Earlier this year, over a thousand artists came together to release the album Is This What We Want?. Per the project’s website, it was made in response to proposed copyright law changes in the UK, which would “allow artificial intelligence companies to build their products using other people’s copyrighted work — music, artworks, text, and more — without a licence.”
The gimmick is that the whole project is recordings of empty studios and performance spaces, “representing the impact we expect the government’s proposals would have on musicians’ livelihoods.” Now, a vinyl edition is coming out, and Paul McCartney has contributed an also-silent bonus track.

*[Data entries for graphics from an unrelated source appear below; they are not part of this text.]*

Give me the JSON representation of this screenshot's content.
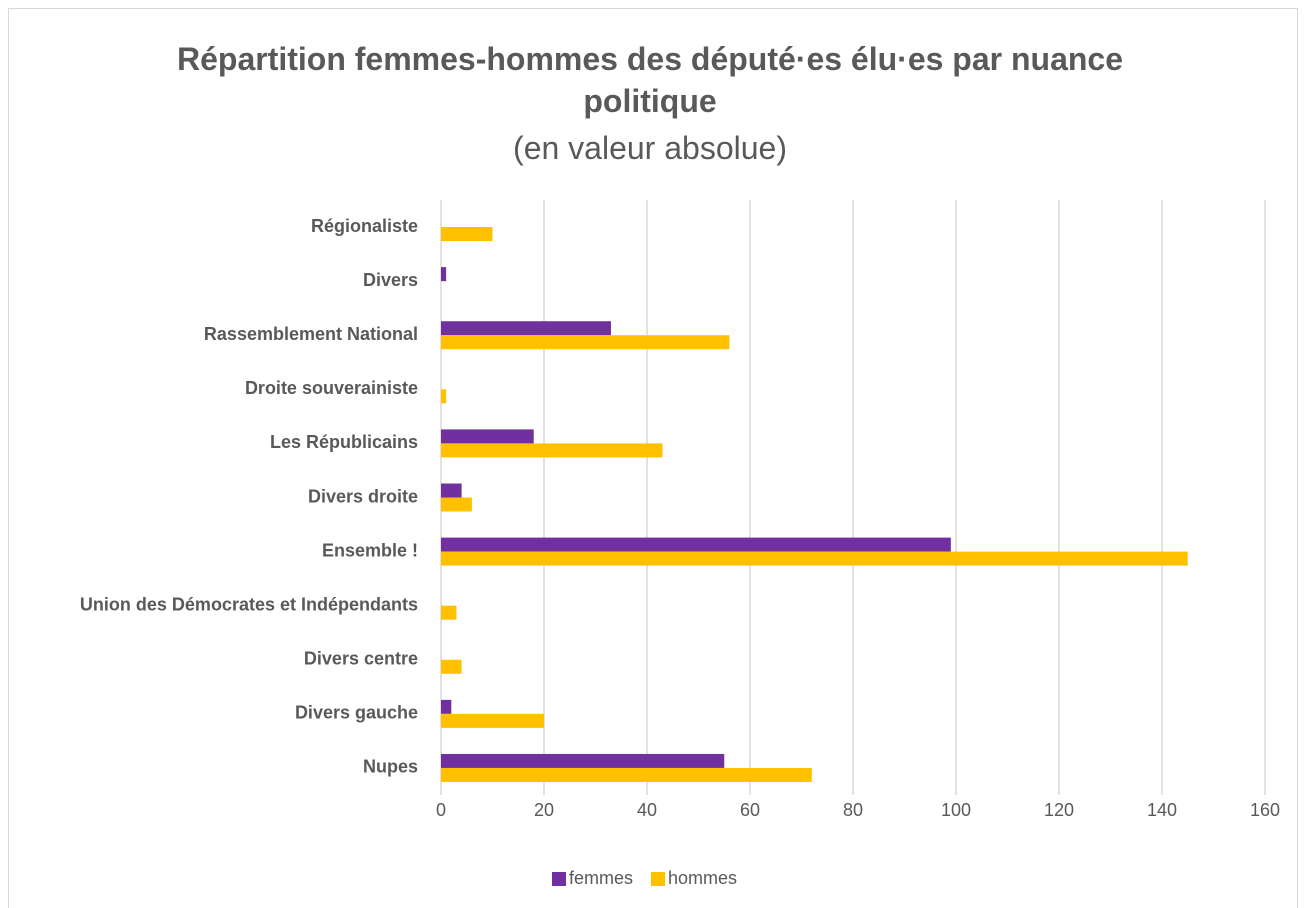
{
  "chart_data": {
    "type": "bar",
    "orientation": "horizontal",
    "title": "Répartition femmes-hommes des député·es élu·es par nuance politique",
    "subtitle": "(en valeur absolue)",
    "categories": [
      "Nupes",
      "Divers gauche",
      "Divers centre",
      "Union des Démocrates et Indépendants",
      "Ensemble !",
      "Divers droite",
      "Les Républicains",
      "Droite souverainiste",
      "Rassemblement National",
      "Divers",
      "Régionaliste"
    ],
    "series": [
      {
        "name": "femmes",
        "color": "#7030a0",
        "values": [
          55,
          2,
          0,
          0,
          99,
          4,
          18,
          0,
          33,
          1,
          0
        ]
      },
      {
        "name": "hommes",
        "color": "#ffc000",
        "values": [
          72,
          20,
          4,
          3,
          145,
          6,
          43,
          1,
          56,
          0,
          10
        ]
      }
    ],
    "xlim": [
      0,
      160
    ],
    "xticks": [
      0,
      20,
      40,
      60,
      80,
      100,
      120,
      140,
      160
    ],
    "grid": true,
    "legend": "bottom"
  }
}
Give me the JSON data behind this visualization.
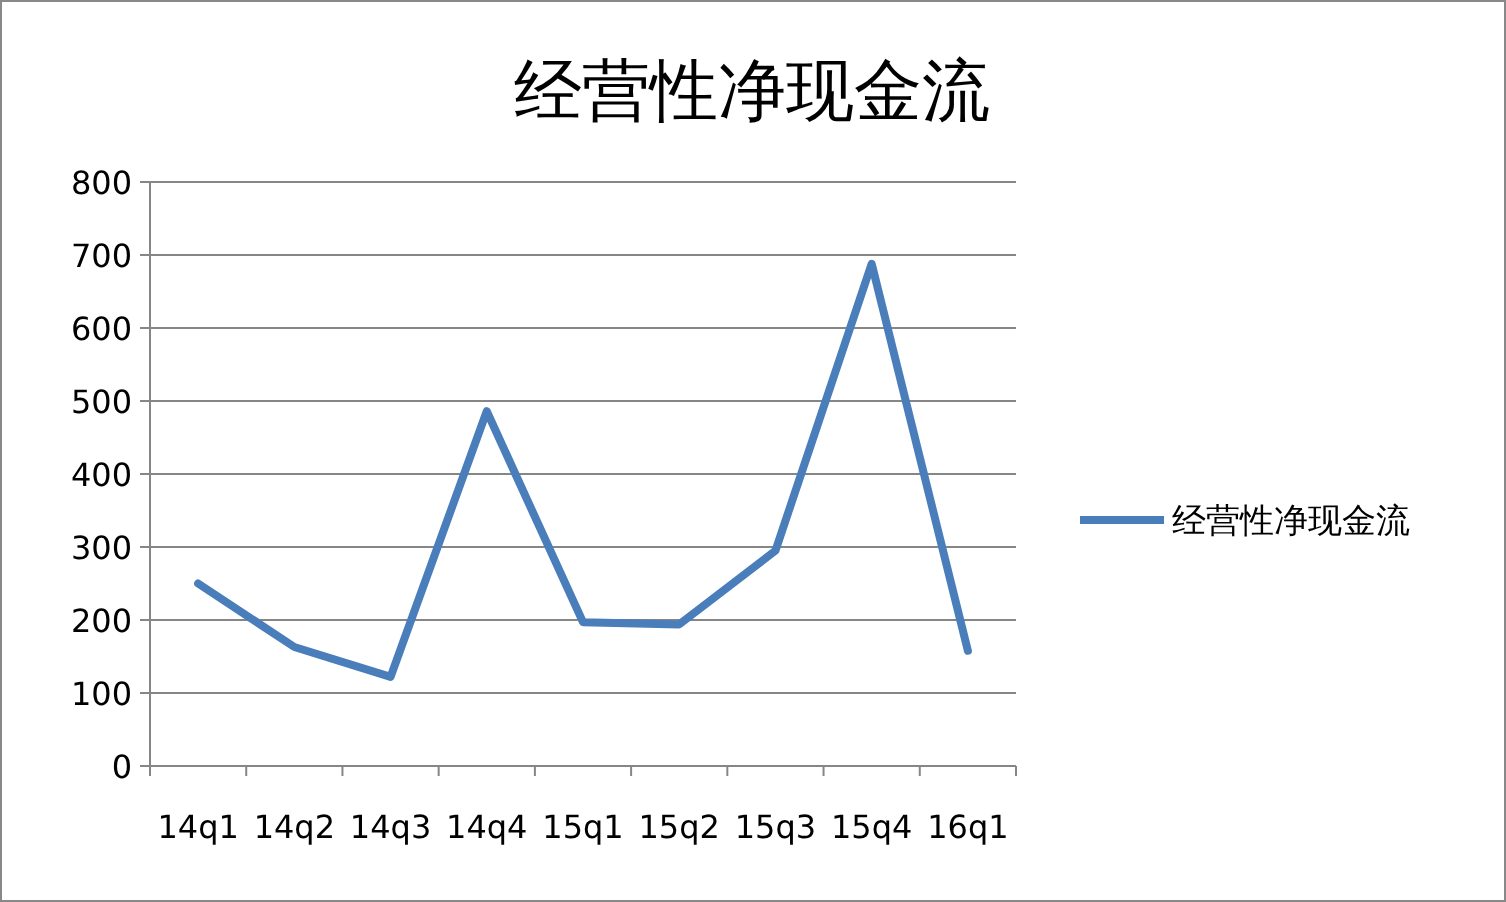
{
  "chart_data": {
    "type": "line",
    "title": "经营性净现金流",
    "categories": [
      "14q1",
      "14q2",
      "14q3",
      "14q4",
      "15q1",
      "15q2",
      "15q3",
      "15q4",
      "16q1"
    ],
    "series": [
      {
        "name": "经营性净现金流",
        "color": "#4a7ebb",
        "values": [
          250,
          163,
          122,
          486,
          197,
          194,
          295,
          688,
          158
        ]
      }
    ],
    "ylim": [
      0,
      800
    ],
    "yticks": [
      0,
      100,
      200,
      300,
      400,
      500,
      600,
      700,
      800
    ],
    "grid": "y",
    "legend": "right",
    "marker": "none",
    "line_style": "solid"
  }
}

The Guardian notes the song is two minutes and 45 seconds “of an almost completely silent recording studio,” and that all can be heard is “only quiet hiss and the odd clatter.”
In a BBC interview earlier this year, McCartney said of AI, “You get young guys, girls, coming up, and they write a beautiful song, and they don’t own it. They don’t have anything to do with it. And anyone who wants can just rip it off. The truth is, the money’s going somewhere. Somebody’s getting paid, so why shouldn’t it be the guy who sat down and wrote ‘Yesterday’?”
McCartney seems to not be completely against AI, though, as it was used to bring “Now And Then,” the “final” Beatles song, to life in 2023. He said at the time, “[Peter Jackson] was able to extricate [John Lennon’s] voice from a ropey little bit of cassette. We had John’s voice and a piano and he could separate them with AI. They tell the machine, ‘That’s the voice. This is a guitar. Lose the guitar’ So when we came to make what will be the last Beatles’ record, it was a demo that John had [and] we were able to take John’s voice and get it pure through this AI. Then we can mix the record, as you would normally do. So it gives you some sort of leeway.”